Alright, so, when it comes to a game, one of the first thing’s you’ll have to do is serve the ball. That isn’t actually a position – everyone gets a chance to serve the ball unless you’re subbed out. But that serve is headed right towards someone who is prepared to pass or bump the ball.
When a ball is served, the people who are prepared to pass the ball will be on “serve receive.” Usually, this looks like a row of three people. The best passer out of the three people standing there will typically be the defensive specialist, or “D.S.” This means they might get subbed into the back row and only play in the back of the court. Don’t get this position confused with the “defenders” though. Because anyone in the back half of the court is a defender.
Now, there is one passer out there who might be better than a D.S., and that’s the libero (lee-buh-row). We’re a name, right? Don’t worry; this player is hard to miss. The libero is the player who wears a jersey that is the opposite colour than the rest of the time (so if the team is blue, the libero will wear white). The libero does not count as a sub, but they cannot rotate into the front row or jump and attack a ball. They usually run into the backcourt once of the taller middler blockers (I’ll get to them later) is heading into the back.
Okay, so whoever passes the ball will hopefully put it right on “target” – this is actually a labelled spot when it comes to vball. This is generally at the net towards the right side player. There the setter will be waiting, excitedly, for the perfect pass. The setter is the one who greets the ball when it’s over their head with two hands. And they are usually the ones who dish out “dime” sets – or exactly what the hitter wants. The setter is usually the player who has to work the hardest, especially if the passers aren’t doing their job, and that’s because the setter almost always wants to get the second touch on the court (to dish!).
And, well, now we’ve made it to the hitters. The setter can set to the ball to three or four players: the outside or power hitter, the middle hitter, the right side or back hitter, and the back row players.
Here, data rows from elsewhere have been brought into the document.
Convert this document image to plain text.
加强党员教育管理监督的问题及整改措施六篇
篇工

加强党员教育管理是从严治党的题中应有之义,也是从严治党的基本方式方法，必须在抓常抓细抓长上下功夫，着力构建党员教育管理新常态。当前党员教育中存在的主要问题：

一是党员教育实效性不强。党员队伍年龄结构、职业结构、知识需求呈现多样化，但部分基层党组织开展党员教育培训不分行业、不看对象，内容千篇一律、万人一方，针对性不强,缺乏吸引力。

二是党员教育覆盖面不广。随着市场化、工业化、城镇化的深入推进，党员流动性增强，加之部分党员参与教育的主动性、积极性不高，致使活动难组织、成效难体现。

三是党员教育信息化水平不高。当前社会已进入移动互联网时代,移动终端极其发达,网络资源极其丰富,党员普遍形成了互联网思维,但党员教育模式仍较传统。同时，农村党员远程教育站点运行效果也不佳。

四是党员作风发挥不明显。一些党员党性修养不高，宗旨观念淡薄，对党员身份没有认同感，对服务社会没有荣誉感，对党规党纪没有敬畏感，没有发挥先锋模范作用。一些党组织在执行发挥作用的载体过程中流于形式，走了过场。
The power hitter is usually the strongest of all the hitters (hence the name) and will hit from the far left side of the court. They usually hit off of a nice high, arching set (called a “4”, or “40”, “high ball,” “outside”) and love to bring the head.
The middle hitter is also strong but loves a quick set, one that will mess up the other time. Those sets include “1”, “2”, “3”, shoot, or any other variations, depending on the team. The middle hitter is usually the very tallest on the team because they can outshoot the other team’s blockers.
And lastly, we have the right-side hitter. Sometimes this person is left-handed – not like it’s required – but it makes it easier than having a lefty outside or middle. To set this ball, the setter will attempt to face the left side of the net (towards the power) and lift the ball high and behind. It looks almost straight up and down sometimes, but, if the setter can trick the other time, the right side can really bring it home!
Now, I know I’ve mentioned tricking the other team, but what does that mean? Well, for the higher calibre (and sometimes taller teams) every person in the front row will try to block the other hitters from hitting the ball as hard as they can. Usually, two people will block one-hitter but it’s not always consistent. The defenders (all the people in the back row) are behind those blockers and will do whatever it takes to keep the ball off the floor).
Now that you’ve learned all the positions, you should get out there and play! Ask a friend – volleyballers always need a sub and would love to teach you!